Postures sédentaires

Pathologies cardiovasculaires, cancers, obésité, troubles musculosquelettiques… Une posture sédentaire est associée à de nombreux effets sur la santé. Elle se caractérise par une posture assise ou allongée maintenue dans le temps et associée à une très faible dépense énergétique. L'exposition des salariés doit être évaluée et des mesures de prévention adaptées mises en place.
Mis à jour le 07/11/2023

Effets sur la santé

L’exposition prolongée aux postures sédentaires peut être à l’origine de divers effets sur la santé. Ils sont liés à la fois aux durées des périodes ininterrompues passées en postures sédentaires et à la durée cumulée journalière de ces périodes.

Principales pathologies

Une exposition aux postures sédentaires est associée :

  • à une élévation du taux de mortalité toutes causes confondues et du taux de mortalité cardiovasculaire ;
  • à un risque accru de développement de certaines formes de cancer, de pathologies cardiovasculaires, d’un diabète de type II et d’une obésité ;
  • au développement de troubles musculosquelettiques (TMS), telles que les lombalgies, ou encore d’effets sur la santé mentale, comme l’anxiété ou la dépression.

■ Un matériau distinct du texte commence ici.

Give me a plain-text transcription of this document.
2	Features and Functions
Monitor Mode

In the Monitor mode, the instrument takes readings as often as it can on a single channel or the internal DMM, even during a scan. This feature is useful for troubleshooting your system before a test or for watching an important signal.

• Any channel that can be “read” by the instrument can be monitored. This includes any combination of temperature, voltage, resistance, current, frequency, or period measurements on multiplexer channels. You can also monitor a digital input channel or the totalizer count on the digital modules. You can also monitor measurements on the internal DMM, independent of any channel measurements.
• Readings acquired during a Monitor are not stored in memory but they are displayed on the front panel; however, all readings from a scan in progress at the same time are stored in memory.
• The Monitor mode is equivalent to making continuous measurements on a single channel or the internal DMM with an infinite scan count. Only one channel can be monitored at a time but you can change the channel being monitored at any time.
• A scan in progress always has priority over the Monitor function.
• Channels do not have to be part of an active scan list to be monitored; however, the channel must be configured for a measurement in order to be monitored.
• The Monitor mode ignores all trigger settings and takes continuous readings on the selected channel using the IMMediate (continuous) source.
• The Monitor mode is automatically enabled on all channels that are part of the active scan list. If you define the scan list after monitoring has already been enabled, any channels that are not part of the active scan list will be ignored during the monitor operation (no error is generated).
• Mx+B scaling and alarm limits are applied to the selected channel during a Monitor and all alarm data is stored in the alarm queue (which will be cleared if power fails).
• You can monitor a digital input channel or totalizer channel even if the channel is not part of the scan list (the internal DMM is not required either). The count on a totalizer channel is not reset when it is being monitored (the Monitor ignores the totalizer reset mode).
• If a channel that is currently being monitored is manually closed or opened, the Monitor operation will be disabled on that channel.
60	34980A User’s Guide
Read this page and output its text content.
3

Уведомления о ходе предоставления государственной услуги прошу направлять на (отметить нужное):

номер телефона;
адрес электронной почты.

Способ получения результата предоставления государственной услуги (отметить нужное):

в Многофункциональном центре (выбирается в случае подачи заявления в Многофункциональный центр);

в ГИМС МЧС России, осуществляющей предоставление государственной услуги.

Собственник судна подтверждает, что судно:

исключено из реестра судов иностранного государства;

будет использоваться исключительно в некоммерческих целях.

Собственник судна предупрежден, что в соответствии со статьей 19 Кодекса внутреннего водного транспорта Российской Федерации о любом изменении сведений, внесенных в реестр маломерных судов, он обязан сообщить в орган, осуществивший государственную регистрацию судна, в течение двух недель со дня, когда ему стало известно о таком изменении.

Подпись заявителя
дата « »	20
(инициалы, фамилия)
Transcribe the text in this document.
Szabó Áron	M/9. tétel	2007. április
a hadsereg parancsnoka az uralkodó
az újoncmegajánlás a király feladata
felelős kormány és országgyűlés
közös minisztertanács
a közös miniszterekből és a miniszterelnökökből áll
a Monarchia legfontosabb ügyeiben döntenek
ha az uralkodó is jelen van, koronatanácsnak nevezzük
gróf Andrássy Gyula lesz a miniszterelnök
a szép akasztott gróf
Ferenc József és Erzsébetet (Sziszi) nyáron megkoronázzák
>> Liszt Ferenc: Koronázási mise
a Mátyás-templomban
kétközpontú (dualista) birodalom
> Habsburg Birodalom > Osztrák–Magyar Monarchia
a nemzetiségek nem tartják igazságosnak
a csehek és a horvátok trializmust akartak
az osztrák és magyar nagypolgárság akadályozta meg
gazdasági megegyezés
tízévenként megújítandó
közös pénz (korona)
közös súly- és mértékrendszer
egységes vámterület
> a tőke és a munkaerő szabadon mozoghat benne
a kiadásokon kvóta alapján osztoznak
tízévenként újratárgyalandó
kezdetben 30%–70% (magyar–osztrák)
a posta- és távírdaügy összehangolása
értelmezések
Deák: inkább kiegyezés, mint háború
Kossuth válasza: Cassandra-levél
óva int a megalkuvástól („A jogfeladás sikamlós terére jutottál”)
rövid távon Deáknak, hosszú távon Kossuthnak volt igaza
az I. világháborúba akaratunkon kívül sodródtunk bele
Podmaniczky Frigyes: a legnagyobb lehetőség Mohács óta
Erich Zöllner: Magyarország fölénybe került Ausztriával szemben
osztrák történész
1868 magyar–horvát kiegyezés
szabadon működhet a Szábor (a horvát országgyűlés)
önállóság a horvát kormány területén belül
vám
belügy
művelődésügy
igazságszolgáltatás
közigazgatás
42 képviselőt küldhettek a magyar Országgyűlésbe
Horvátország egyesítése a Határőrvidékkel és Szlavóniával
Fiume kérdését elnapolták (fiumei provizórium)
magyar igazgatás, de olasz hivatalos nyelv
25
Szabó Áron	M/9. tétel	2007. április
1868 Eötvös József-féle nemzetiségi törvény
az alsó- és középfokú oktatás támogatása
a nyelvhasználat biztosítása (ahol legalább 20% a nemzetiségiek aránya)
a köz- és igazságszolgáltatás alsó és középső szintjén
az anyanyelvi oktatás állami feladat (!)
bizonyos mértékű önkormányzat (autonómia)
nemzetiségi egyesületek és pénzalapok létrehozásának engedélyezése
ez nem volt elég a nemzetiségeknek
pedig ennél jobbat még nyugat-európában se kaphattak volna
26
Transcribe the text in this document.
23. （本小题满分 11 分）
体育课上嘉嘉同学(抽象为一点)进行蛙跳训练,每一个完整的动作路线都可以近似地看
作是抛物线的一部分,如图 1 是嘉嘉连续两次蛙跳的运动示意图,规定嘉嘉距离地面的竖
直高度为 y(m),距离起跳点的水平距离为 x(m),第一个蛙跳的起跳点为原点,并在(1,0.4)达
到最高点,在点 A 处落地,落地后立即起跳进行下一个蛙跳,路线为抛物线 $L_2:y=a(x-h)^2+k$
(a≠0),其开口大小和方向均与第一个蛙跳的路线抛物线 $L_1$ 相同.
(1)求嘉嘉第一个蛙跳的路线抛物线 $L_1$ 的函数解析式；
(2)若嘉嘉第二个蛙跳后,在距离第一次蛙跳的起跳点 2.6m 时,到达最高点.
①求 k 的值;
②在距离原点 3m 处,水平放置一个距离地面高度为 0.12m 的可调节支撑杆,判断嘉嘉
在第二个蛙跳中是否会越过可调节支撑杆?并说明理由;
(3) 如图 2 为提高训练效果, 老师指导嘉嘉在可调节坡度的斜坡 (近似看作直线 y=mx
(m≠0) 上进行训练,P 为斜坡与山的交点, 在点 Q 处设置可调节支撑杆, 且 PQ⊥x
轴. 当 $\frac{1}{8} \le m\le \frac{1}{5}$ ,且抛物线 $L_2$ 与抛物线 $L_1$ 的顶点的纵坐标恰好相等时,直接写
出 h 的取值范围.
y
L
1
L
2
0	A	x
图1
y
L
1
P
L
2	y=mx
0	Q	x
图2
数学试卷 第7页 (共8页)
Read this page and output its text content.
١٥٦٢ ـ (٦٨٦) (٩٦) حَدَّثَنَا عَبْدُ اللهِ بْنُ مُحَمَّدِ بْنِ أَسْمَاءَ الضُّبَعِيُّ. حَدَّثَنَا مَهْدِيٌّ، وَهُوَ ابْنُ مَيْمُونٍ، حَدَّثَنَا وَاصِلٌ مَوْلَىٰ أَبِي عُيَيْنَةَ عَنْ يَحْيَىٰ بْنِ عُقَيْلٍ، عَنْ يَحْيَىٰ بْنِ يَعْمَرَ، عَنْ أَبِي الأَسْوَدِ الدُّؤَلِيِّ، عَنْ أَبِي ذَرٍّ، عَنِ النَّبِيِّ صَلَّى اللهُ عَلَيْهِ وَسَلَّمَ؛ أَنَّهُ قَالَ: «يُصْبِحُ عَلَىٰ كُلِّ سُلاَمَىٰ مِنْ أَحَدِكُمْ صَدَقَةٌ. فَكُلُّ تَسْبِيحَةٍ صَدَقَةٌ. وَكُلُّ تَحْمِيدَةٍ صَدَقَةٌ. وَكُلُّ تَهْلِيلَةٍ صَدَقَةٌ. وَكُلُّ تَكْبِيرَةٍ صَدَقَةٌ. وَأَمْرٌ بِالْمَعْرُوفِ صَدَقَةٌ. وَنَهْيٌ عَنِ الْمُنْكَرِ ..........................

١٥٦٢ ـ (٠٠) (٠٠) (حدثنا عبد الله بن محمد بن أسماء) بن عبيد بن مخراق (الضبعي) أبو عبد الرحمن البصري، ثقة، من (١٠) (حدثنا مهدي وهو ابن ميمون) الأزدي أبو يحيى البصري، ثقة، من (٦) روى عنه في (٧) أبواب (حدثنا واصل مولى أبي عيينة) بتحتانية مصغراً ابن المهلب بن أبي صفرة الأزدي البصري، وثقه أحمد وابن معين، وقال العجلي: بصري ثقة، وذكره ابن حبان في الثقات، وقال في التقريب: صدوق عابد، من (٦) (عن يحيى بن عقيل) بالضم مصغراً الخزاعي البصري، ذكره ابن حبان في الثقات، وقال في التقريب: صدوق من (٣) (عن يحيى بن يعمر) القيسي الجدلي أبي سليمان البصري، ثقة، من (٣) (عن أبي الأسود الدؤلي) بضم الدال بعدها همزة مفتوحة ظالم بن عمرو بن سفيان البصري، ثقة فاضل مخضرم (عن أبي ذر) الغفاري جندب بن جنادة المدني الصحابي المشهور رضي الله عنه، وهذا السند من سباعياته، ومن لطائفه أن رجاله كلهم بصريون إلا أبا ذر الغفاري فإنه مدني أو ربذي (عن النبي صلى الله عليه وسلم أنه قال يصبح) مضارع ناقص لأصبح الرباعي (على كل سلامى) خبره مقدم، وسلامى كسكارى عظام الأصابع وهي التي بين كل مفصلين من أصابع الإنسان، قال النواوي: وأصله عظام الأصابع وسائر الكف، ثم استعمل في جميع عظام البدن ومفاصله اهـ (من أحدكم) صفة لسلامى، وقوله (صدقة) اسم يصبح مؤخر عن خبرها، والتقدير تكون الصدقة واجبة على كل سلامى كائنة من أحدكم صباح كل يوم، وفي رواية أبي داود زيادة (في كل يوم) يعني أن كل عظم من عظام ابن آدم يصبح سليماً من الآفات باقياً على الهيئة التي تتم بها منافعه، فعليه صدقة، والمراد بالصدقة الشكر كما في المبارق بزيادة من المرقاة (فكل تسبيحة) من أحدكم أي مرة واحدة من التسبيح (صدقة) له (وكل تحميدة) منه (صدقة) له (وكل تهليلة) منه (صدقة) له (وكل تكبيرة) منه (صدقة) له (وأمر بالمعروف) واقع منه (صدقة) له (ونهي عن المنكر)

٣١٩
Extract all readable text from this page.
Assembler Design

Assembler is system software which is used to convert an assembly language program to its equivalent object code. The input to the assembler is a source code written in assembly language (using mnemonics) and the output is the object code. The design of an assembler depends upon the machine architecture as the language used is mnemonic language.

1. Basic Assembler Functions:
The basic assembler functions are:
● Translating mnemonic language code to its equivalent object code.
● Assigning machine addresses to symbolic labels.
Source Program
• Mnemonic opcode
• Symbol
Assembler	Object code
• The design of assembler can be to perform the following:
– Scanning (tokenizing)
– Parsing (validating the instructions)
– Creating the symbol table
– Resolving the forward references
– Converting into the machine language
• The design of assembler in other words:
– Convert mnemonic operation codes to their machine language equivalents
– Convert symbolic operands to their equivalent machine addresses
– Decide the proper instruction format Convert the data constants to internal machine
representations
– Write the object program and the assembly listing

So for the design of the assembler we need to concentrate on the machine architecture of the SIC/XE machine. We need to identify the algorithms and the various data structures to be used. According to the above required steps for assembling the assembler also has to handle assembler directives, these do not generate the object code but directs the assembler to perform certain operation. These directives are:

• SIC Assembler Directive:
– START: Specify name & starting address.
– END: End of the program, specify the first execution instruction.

Principaux effets sur la santé associés aux postures sédentaires

Mécanismes physiopathologiques

Les mécanismes physiopathologiques à l’origine des effets sur la santé associés aux postures sédentaires ne sont pas totalement élucidés mais sont vraisemblablement principalement liés à la trop faible dépense énergétique, laquelle engendre des désordres métaboliques, telles qu’une hyperglycémie (excès de sucre dans le sang) et une hypertriglycéridémie (excès de graisses dans le sang). Ces désordres métaboliques répétés peuvent conduire au développement d’une obésité, d’un diabète de type II ou encore de maladies cardiovasculaires. Les troubles métaboliques et hormonaux ainsi que l’excès d’adiposité (accumulation de graisse dans l’organisme) sont également susceptibles de contribuer à la survenue de certains cancers.

Par ailleurs, la perturbation du flux sanguin induite par le maintien de la posture assise prolongée contribuerait au développement de pathologies cardiovasculaires. Enfin, une augmentation des contraintes au niveau des disques intervertébraux et une trop faible activité des muscles du dos induites par le maintien dans le temps de la posture assise participeraient à la survenue de lombalgies.